National Catholic Reporter
The Independent Newsweekly
Issue Date:  November 21, 2003

Sunni Muslim protesters demonstrate outside the Baghdad headquarters of the U.S.-led coalition in Iraq Nov. 7. The protesters demanded the release of Sunni clerics arrested by the U.S. Army.
-- EPA/Ali Abbas
United States must choose a different track in Iraq

Violence will escalate unless creative, targeted economic and diplomatic solutions are found

Pacific News Service

The same day a U.S. Army Chinook helicopter was downed in Iraq, killing 16 soldiers and wounding 20, National Public Radio carried an item about Lt. Gen. Moshe Ya’alon, chief of staff of the Israeli armed forces, who publicly criticized the Sharon administration’s sustained military incursions into Palestine as “contrary to our strategic interests.” The same statement, word for word, applies to the Bush administration’s military policies in Southwest Asia, as they take an increasing toll of American, Iraqi and Afghani lives.

Tiny, homogenous Palestine has defied a military solution as its opposition forces have escalated from stone-throwing to suicide bombing during the two decades of the intifada. In Iraq and Afghanistan, however, U.S. forces are up against a staggering patchwork of religions, ethnicities and nationalities across a vast, treacherous terrain that has defeated, since time immemorial, scores of armies that have come to conquer.

“We are taking the war to the terrorists,” Secretary of Defense Donald Rumsfeld declared proudly when inaugurating Bush’s so-called preemptive policy. In truth, however, the United States has saddled itself with administering the failed state of Afghanistan and an Iraq that has proved itself ungovernable for decades, save by the most ruthless means. American forces are mainly fighting Arab, Pashtun and Pakistani irregulars rather than terrorists with means and intentions to do this country harm on a global scale. American presence is, in fact, inviting more fighters from across the region and as far away as Europe and North Africa, making the problem even worse.

Time and again, those familiar with the region have stressed its mind-boggling complexities. Iraq and Afghanistan would not exist now were it not for the long-obsolete interests of British colonialists who created them. Today, Arabs and non-Arabs, Shias and Sunnis and tribes with long histories of conflicts and allegiances see their lives further disrupted at the point of American rifles with little of the promised help forthcoming.

Twenty-year-old soldiers with M-16s can do little but to shoot or get shot. It takes seasoned, knowledgeable, tough negotiators to bring under control a situation that is clearly unraveling and may evolve into a wider war in a place where the world can least afford instability.

The redrawn map in the Balkans, which quelled violence in that region, and the granting of independence to the former Soviet Union’s southern territories based on ethnicity and nationality should be considered starting points for the creation of models for a more workable reconfiguration of Iraq and Afghanistan.

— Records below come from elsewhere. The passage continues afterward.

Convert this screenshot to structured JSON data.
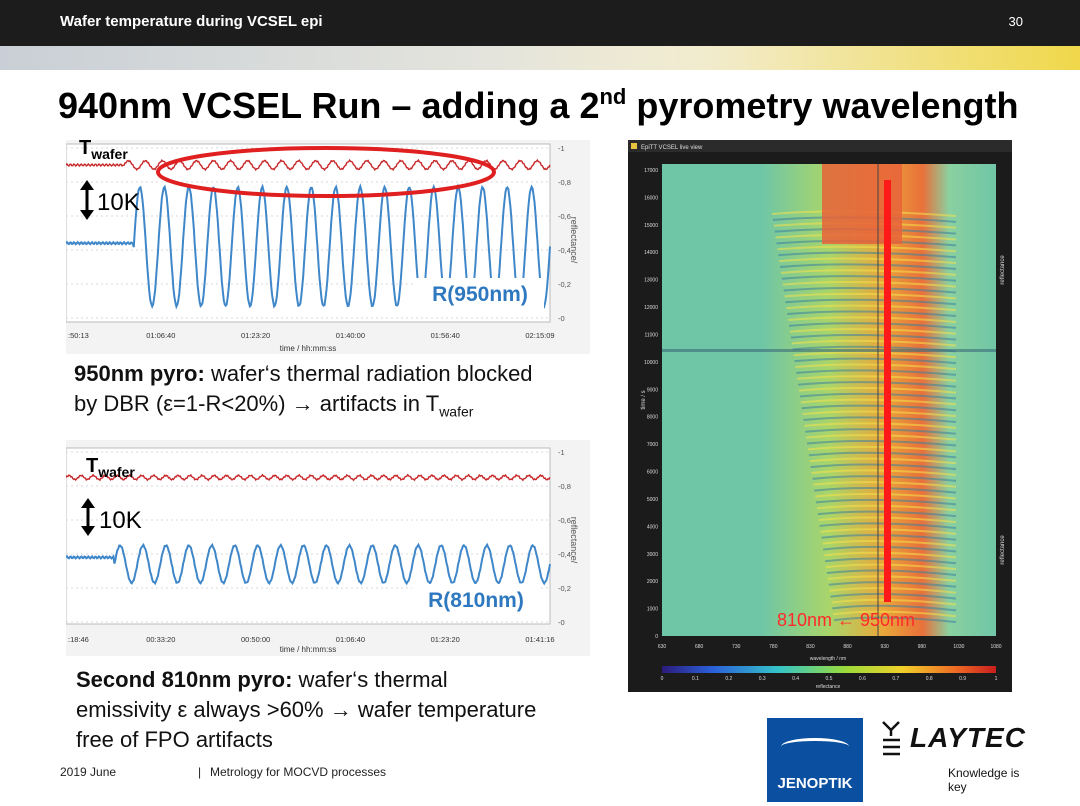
{
  "header": {
    "title": "Wafer temperature during VCSEL epi",
    "slide_number": "30"
  },
  "slide_title": {
    "main": "940nm VCSEL Run – adding a 2",
    "sup": "nd",
    "rest": " pyrometry wavelength"
  },
  "chart_data": [
    {
      "type": "line",
      "id": "top-pyro-chart",
      "overlay_labels": {
        "t_main": "T",
        "t_sub": "wafer",
        "scale": "10K",
        "series_label": "R(950nm)"
      },
      "xlabel": "time / hh:mm:ss",
      "ylabel": "reflectance/",
      "x_ticks": [
        ":50:13",
        "01:06:40",
        "01:23:20",
        "01:40:00",
        "01:56:40",
        "02:15:09"
      ],
      "y_ticks": [
        "1",
        "0,8",
        "0,6",
        "0,4",
        "0,2",
        "0"
      ],
      "ylim": [
        0,
        1
      ],
      "series": [
        {
          "color": "#c8282a",
          "baseline": 0.9,
          "amplitude": 0.025,
          "cycles": 25,
          "start_fraction": 0.12
        },
        {
          "color": "#3f87c9",
          "baseline": 0.42,
          "amplitude": 0.35,
          "cycles": 17,
          "start_fraction": 0.14,
          "flat_value": 0.44
        }
      ],
      "annotation": {
        "type": "ellipse",
        "color": "#e02020"
      }
    },
    {
      "type": "line",
      "id": "bottom-pyro-chart",
      "overlay_labels": {
        "t_main": "T",
        "t_sub": "wafer",
        "scale": "10K",
        "series_label": "R(810nm)"
      },
      "xlabel": "time / hh:mm:ss",
      "ylabel": "reflectance/",
      "x_ticks": [
        ":18:46",
        "00:33:20",
        "00:50:00",
        "01:06:40",
        "01:23:20",
        "01:41:16"
      ],
      "y_ticks": [
        "1",
        "0,8",
        "0,6",
        "0,4",
        "0,2",
        "0"
      ],
      "ylim": [
        0,
        1
      ],
      "series": [
        {
          "color": "#c8282a",
          "baseline": 0.85,
          "amplitude": 0.012,
          "cycles": 40,
          "start_fraction": 0.0
        },
        {
          "color": "#3f87c9",
          "baseline": 0.34,
          "amplitude": 0.11,
          "cycles": 19,
          "start_fraction": 0.1,
          "flat_value": 0.38
        }
      ]
    },
    {
      "type": "heatmap",
      "id": "epitt-live-view",
      "window_title": "EpiTT VCSEL live view",
      "xlabel": "wavelength / nm",
      "ylabel": "time / s",
      "right_label": "reflectance",
      "x_ticks": [
        "630",
        "680",
        "730",
        "780",
        "830",
        "880",
        "930",
        "980",
        "1030",
        "1080"
      ],
      "y_ticks": [
        "17000",
        "16000",
        "15000",
        "14000",
        "13000",
        "12000",
        "11000",
        "10000",
        "9000",
        "8000",
        "7000",
        "6000",
        "5000",
        "4000",
        "3000",
        "2000",
        "1000",
        "0"
      ],
      "colorbar_ticks": [
        "0",
        "0.1",
        "0.2",
        "0.3",
        "0.4",
        "0.5",
        "0.6",
        "0.7",
        "0.8",
        "0.9",
        "1"
      ],
      "colorbar_label": "reflectance",
      "marker_wavelength_nm": 950,
      "marker_color": "#ff1a1a",
      "annotation": "810nm ← 950nm"
    }
  ],
  "captions": {
    "top_bold": "950nm pyro:",
    "top_line1": " wafer‘s thermal radiation blocked",
    "top_line2a": "by DBR (ε=1-R<20%) → artifacts in T",
    "top_line2_sub": "wafer",
    "bottom_bold": "Second 810nm pyro:",
    "bottom_line1": " wafer‘s thermal",
    "bottom_line2": "emissivity ε always >60% → wafer temperature",
    "bottom_line3": "free  of FPO artifacts"
  },
  "footer": {
    "date": "2019 June",
    "separator": "|",
    "topic": "Metrology for MOCVD processes"
  },
  "logos": {
    "jenoptik": "JENOPTIK",
    "laytec": "LAYTEC",
    "laytec_tagline": "Knowledge is key"
  }
}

Should America, as it now intends, reconstitute Saddam’s military and secret police in Iraq, it would simply replace the Baathist stamp with its own on organizations with deep roots in state terror. In Afghanistan, bringing “moderate” Taliban to the table, which is now being considered to establish an Islamic Republic of Afghanistan, is equally absurd.

Even with American troops on the ground, fighting between two warlords is raging in northern Afghanistan. Without territorial apportioning to reflect the region’s diversity of cultures and interests, fighting there will go on indefinitely with or without American presence.

The billions being earmarked to rebuild Iraq on a massive scale, with large projects that can be easily targeted and sabotaged, may be far better spent on smaller ventures based on regional needs. The trillions in future oil revenues should also help to fund enterprises throughout the area to foster a diversified economic base rather an economy that depends solely on oil. As the Grameen Bank in Bangladesh has demonstrated, a micro-loan given to an impoverished family to start a business does a great deal more good than billions tossed into dysfunctional bureaucratic sinkholes.

The same combination of a negotiated settlement and targeted economic aid presents the only solution to the Palestinian impasse.

These complex considerations are completely removed from the rhetoric of a U.S. president who merely dared, “Bring it on.”

They have brought it on.

A native of Iran, Behrouz Saba writes widely on Middle Eastern and American social, political and cultural issues.